In all, he offered a succinct synopsis of the book: “This is about the role of the university in the broader community.”
My book is a study of how college presidents and university chancellors shaped racial policies and practices during the mid-twentieth century. Yet, the historic structures of power explored in the book are the heart of the most pressing issues facing contemporary colleges and universities.
Power and race have remained eerily timely as readers have read and reflected on the book. In the past two years, presidents and chancellors have been forced to address a range of concerns about race and racism that have reemerged or been amplified since the book was published.
There is the demand to decrease budgets for campus policing alongside the critique over the disproportionate number of officer-initiated stops targeting Black people on or near campuses.
The Supreme Court has recently agreed to hear the latest affirmative action case—rekindling a decades-long debate over the use of race in admissions decisions at selective institutions.
Critical race theory—a conceptual framework that originated in critical legal studies—has stirred many lawmakers to ban nearly all elementary and high school teaching about race.
And in the last few weeks, Historically Black Colleges and Universities (HBCUs) have been targeted with bomb threats—a continuation of the legacy of racism aimed at those institutions.
It does not matter if a president leads a public or private institution, a historically white or HBCU campus, or a college located in state controlled by a conservative or liberal majority—the American university is a site of power, and academic leaders must learn lessons from the past to better understand and leverage their power to address, and not replicate, racism on their campus.
The book has brought me into many conversations with current presidents and chancellors, provosts and deans, historians, educational researchers, activists, and readers who simply want to make sense of our world. There are unique lessons applicable to each group, but some are universal.
One universal fact is that previously mentioned racial issues—campus policing, affirmative action, attacks on teaching the truth about race, and racism toward HBCUs—are not new.
The expansion of campus police departments is linked to the physical expansion of college campuses in the 1950s and 1960s. As the footprint of campuses expanded, many neighboring communities—especially Black communities—were displaced. Crime was used as justification for the heavy surveillance and displacement placed upon those communities.

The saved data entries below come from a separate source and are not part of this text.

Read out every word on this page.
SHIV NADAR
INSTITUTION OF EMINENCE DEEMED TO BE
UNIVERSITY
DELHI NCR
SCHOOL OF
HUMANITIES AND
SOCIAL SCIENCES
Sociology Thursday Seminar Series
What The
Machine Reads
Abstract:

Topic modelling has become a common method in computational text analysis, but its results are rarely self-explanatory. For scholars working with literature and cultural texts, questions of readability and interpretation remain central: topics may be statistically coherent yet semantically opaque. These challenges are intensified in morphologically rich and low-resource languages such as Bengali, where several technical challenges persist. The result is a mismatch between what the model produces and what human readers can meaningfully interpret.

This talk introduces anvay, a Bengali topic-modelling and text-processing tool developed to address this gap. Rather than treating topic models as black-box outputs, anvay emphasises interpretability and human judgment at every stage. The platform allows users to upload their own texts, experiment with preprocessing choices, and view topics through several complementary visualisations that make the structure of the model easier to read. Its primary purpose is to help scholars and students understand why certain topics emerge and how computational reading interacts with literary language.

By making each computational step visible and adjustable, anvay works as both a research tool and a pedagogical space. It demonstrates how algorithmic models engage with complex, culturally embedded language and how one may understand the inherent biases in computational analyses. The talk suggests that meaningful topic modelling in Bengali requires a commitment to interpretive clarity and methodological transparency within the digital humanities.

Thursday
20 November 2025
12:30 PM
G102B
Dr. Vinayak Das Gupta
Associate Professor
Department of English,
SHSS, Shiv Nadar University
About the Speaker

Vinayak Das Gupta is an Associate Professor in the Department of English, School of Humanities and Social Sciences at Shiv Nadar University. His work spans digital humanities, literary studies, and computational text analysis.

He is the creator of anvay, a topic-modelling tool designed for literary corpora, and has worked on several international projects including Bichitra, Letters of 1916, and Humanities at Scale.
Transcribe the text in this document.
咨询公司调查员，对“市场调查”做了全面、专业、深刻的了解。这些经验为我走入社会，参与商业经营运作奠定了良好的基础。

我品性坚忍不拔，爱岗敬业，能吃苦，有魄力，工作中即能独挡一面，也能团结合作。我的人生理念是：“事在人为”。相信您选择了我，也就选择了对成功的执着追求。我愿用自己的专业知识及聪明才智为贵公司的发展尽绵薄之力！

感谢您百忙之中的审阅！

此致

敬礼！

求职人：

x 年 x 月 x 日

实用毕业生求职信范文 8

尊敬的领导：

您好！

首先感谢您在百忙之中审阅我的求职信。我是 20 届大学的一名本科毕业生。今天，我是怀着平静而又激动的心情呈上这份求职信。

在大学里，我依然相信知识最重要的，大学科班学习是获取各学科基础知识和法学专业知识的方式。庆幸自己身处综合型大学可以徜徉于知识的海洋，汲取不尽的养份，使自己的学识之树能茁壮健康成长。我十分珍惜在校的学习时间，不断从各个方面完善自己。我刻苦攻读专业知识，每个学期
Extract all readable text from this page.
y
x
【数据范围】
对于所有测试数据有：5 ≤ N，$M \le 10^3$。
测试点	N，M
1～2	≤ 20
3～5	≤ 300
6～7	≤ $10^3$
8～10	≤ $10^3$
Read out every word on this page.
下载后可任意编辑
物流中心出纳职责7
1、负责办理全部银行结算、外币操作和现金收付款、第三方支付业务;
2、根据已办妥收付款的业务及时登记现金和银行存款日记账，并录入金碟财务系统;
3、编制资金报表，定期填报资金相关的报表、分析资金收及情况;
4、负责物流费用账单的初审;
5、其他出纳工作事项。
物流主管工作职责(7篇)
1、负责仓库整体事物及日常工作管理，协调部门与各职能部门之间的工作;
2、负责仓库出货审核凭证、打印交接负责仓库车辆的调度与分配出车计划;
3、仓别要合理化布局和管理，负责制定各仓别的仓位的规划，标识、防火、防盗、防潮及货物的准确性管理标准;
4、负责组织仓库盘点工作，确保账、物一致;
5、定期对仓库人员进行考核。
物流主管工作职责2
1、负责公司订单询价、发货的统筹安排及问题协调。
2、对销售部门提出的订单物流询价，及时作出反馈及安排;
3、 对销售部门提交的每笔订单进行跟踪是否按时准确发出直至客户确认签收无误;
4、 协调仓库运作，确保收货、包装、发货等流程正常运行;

The original plans for affirmative action were also more comprehensive than the consideration of race in admissions to majority white campuses. In fact, the origins of those programs were largely targeted at aiding HBCUs, but over time, those initiatives were dismantled, leaving today’s debate an argument over the most narrowly conceived view of affirmative action.
The hijacking and repackaging of critical race theory echoes the McCarthyism-inspired attacks where civil rights efforts for racial equality were deemed communist activities and un-American.
Finally, the recent physical threats aimed at HBCU campuses remind me of the lives lost in the name of Black education over the years due to white supremacist violence aimed at students, faculty, and administrators who dared to challenge the racist ideas during Jim Crow segregation.
Too often, many fail to consider the historical context around the issues facing colleges and universities and, thus, try to address contemporary issues within the narrow vacuum of the present. This is evident in the media coverage about the contemporary issues mention above and, in turn, how presidents, chancellors, elected officials, activists, and others confront—or avoid confronting—racism on and beyond college campuses today. My book covers these issues.
The widespread praise for the book—its five book awards, the glowing book reviews, and tremendous reader engagement—are arguably the public metrics any author would desire. But of all the accolades, I constantly recall that comment about the role of the university in society.
The Campus Color Line offers the critical self-reflection on the past needed for us to ask: how are the structures of power embedded in universities dismantling or maintaining inequality?